El carácter rigurosamente científico del materialismo histórico  fue confirmado por la Gran Revolución de Octubre de 1917 en Rusia. Son las leyes que presiden el desarrollo histórico, descubiertas por Marx, las que nos  permiten explicar el por qué  de ese  radical viraje de la historia universal. Se dirá que, al haber desaparecido la Unión Soviética, no tiene sentido hacer esta  afirmación. Sin embargo, esa misma  “desaparición” es también una confirmación  de la concepción marxista leninista  de la historia, para la cual  el desarrollo histórico no sigue un curso  lineal y uniforme,  sino un camino  en el que hay avances y retrocesos transitorios. Pensar y esperar que lo ocurrido en la Unión Soviética es el final del socialismo, significaría aceptar la disparatada y reaccionaria teoría del fin de la historia. Estamos seguros que no pasaran muchos años  y se producirá una nueva edición de la Gran Revolución que, bajo la dirección de Lenin, conquistó el  poder  en la Rusia de los zares e instauró  el Estado obrero campesino. Se ha dicho con razón,  que el derrocamiento del zarismo, trajo abajo  la fortaleza más poderosa de la reacción internacional  de comienzos del siglo pasado, abriendo  una época de revolución  en todo el mundo.

Es mérito de Lenin, el haber  creado  un Partido capaz  de organizar y levantar a las grandes masas populares de la ciudad y el campo de la vieja Rusia, desde la década del 90  del siglo XIX.  Fue él quien las condujo a la toma del poder en la Gran Revolución de Octubre de 1917. Es cierto que la gloriosa Comuna de París de 1871, constituye  un heroico antecedente de la Revolución bolchevique, pero su duración demasiado breve  no  pudo dejar las enseñanzas necesarias  para  consolidar la revolución proletaria y después  construir la sociedad socialista.
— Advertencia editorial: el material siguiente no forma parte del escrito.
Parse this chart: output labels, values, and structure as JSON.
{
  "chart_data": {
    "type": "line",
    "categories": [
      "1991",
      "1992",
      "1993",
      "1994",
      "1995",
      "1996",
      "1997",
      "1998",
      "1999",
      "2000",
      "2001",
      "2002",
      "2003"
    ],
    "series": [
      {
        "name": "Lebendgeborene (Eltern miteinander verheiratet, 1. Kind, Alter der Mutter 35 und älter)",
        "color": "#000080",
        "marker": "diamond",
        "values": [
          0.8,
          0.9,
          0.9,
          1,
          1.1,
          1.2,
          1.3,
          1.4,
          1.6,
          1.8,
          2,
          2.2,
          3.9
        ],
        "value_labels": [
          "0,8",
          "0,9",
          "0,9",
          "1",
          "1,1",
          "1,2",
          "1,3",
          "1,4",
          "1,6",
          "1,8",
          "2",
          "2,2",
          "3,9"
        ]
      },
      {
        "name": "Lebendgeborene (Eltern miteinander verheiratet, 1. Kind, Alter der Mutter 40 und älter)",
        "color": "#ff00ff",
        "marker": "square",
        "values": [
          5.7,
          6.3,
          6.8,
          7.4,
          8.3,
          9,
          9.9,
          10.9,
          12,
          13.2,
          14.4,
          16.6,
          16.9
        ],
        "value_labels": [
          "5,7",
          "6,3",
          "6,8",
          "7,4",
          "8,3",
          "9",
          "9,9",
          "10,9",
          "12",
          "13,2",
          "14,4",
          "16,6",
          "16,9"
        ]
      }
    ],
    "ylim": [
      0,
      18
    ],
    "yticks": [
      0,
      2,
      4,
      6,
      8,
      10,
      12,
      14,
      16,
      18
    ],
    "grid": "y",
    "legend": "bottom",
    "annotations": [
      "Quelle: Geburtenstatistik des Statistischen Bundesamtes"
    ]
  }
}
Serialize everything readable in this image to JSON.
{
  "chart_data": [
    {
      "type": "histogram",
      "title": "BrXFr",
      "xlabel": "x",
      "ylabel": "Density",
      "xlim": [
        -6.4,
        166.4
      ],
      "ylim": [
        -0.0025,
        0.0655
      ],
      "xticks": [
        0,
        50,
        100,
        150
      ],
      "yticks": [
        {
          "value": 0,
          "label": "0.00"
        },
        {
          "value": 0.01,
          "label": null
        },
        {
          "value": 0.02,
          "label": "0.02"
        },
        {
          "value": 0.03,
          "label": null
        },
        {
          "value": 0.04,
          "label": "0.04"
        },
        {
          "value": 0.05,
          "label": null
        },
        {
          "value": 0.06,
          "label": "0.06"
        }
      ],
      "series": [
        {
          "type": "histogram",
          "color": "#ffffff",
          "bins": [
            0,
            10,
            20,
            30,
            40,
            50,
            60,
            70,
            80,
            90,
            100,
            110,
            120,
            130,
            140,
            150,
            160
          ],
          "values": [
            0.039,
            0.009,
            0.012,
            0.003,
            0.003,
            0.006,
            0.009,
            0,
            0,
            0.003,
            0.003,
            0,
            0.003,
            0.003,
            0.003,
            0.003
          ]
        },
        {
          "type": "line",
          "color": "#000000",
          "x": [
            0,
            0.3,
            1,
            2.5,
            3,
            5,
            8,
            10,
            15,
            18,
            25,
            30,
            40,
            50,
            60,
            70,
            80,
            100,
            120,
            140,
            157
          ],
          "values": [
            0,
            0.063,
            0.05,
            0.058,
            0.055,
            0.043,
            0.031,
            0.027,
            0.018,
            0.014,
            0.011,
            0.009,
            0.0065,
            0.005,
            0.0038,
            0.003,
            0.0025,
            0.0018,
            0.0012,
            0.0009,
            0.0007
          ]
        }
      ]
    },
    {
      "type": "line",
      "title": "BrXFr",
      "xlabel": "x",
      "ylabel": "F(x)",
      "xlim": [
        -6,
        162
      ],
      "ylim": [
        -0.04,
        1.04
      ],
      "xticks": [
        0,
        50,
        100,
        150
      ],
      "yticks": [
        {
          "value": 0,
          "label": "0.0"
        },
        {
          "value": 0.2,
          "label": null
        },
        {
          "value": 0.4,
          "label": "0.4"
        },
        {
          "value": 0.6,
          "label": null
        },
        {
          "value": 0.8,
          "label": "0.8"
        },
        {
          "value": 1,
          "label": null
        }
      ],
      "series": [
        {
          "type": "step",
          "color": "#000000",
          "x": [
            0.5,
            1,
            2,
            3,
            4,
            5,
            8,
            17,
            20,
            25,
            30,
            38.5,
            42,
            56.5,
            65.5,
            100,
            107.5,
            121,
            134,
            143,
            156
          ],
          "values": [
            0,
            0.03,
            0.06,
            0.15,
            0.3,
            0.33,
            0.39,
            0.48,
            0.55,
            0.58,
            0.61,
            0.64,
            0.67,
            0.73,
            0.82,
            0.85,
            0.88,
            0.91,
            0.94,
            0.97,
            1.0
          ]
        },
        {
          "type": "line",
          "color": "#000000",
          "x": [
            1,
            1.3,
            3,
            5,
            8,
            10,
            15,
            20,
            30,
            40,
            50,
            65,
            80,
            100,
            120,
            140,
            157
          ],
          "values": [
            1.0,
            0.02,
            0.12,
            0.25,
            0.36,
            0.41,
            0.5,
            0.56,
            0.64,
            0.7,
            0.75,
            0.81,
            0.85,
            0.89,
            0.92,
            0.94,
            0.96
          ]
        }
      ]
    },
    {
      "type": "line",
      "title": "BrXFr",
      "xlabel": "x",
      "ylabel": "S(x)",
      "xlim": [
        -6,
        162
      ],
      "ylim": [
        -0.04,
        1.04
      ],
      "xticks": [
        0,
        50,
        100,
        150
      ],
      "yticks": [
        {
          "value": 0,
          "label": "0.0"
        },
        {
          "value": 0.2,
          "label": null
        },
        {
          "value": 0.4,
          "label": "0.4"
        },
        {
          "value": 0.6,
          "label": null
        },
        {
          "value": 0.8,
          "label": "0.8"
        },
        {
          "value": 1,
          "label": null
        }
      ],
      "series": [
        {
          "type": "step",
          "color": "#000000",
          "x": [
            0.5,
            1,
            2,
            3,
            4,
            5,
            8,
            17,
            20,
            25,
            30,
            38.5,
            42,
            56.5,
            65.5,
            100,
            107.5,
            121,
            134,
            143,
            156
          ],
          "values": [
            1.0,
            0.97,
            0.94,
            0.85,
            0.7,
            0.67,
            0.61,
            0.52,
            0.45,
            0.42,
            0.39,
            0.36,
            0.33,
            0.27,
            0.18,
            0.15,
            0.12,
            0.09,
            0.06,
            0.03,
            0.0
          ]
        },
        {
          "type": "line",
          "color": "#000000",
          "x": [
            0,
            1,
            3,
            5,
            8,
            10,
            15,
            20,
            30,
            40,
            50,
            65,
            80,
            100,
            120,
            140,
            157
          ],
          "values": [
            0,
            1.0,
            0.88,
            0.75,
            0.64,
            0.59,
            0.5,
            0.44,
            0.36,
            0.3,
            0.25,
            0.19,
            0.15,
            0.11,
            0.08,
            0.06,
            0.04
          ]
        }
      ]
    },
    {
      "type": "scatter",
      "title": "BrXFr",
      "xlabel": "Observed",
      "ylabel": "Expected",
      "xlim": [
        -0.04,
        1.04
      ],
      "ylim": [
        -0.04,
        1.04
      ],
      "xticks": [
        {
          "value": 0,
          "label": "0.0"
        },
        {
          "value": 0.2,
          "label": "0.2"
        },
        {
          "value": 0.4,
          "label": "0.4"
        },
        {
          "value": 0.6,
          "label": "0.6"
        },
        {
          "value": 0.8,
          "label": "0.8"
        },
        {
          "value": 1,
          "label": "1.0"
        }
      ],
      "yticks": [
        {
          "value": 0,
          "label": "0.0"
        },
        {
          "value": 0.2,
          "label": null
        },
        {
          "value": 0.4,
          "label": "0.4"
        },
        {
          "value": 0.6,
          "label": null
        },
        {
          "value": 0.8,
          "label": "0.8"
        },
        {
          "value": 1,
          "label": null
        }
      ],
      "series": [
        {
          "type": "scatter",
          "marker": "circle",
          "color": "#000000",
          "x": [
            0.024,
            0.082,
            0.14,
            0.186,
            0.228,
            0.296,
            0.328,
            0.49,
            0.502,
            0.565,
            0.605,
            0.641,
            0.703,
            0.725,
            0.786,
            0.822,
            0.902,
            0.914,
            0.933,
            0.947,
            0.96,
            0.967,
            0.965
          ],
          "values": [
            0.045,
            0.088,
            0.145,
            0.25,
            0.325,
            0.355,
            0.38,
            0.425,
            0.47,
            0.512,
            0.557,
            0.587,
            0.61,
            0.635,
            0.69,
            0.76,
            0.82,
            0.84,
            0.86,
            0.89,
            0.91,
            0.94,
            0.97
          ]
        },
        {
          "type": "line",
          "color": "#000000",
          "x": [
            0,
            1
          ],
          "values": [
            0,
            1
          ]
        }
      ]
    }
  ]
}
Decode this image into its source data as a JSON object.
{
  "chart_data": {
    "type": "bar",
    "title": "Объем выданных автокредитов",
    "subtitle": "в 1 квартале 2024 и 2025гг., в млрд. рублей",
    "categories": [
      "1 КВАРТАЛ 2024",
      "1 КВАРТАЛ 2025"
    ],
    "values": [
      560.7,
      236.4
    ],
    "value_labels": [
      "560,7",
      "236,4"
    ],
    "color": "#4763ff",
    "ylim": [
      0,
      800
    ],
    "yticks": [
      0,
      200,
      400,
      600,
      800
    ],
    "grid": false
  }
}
Fue la Gran Revolución de Octubre la que, cumpliendo tareas extraordinariamente difíciles y complicadas, supo conquistar el poder, defendiéndolo con firmeza hasta su consolidación, pese a la intervención de  las “14 naciones” encabezadas por los países imperialistas que triunfaron en la Primera Guerra  Mundial.

La Gran Revolución de Octubre pudo triunfar, entre otras causas, porque la encabezó una clase revolucionaria, como la clase obrera rusa, templada en largas luchas contra el zarismo.

Sin embargo, sola no hubiera  podido triunfar si no contaba con la alianza de las grandes masas de campesinos pobres, que formaban la  aplastante mayoría  de la población del campo. Pero esta alianza obrero campesina, nada hubiera podido hacer sin una dirección experta y audaz como la del Partido Comunista Bolchevique. Fue este partido, como vanguardia y Estado Mayor  del proletariado ruso el que,  luego de un análisis  profundo de la situación interior e internacional de Rusia, decidió  conquistar el Poder. Sin la dirección y jefatura  de este Partido, las grandes masas  de obreros, campesinos y en general de pobres de la ciudad y el campo, el triunfo de la  revolución hubiera sido imposible.

“La Revolución de Octubre  - dice Stalin - marca un cambio radical y profundo en la historia de la humanidad, un cambio radical y profundo en los destinos históricos del capitalismo mundial, un cambio radical y profundo en el movimiento de liberación del proletariado mundial, un cambio radical y profundo en los métodos de lucha y en las formas de organización, en los hábitos de vida y en las tradiciones, en la cultura y la ideología de las masas explotadas del mundo entero”

 Pese a la restauración  transitoria del capitalismo en la URSS, esta afirmación sigue vigente.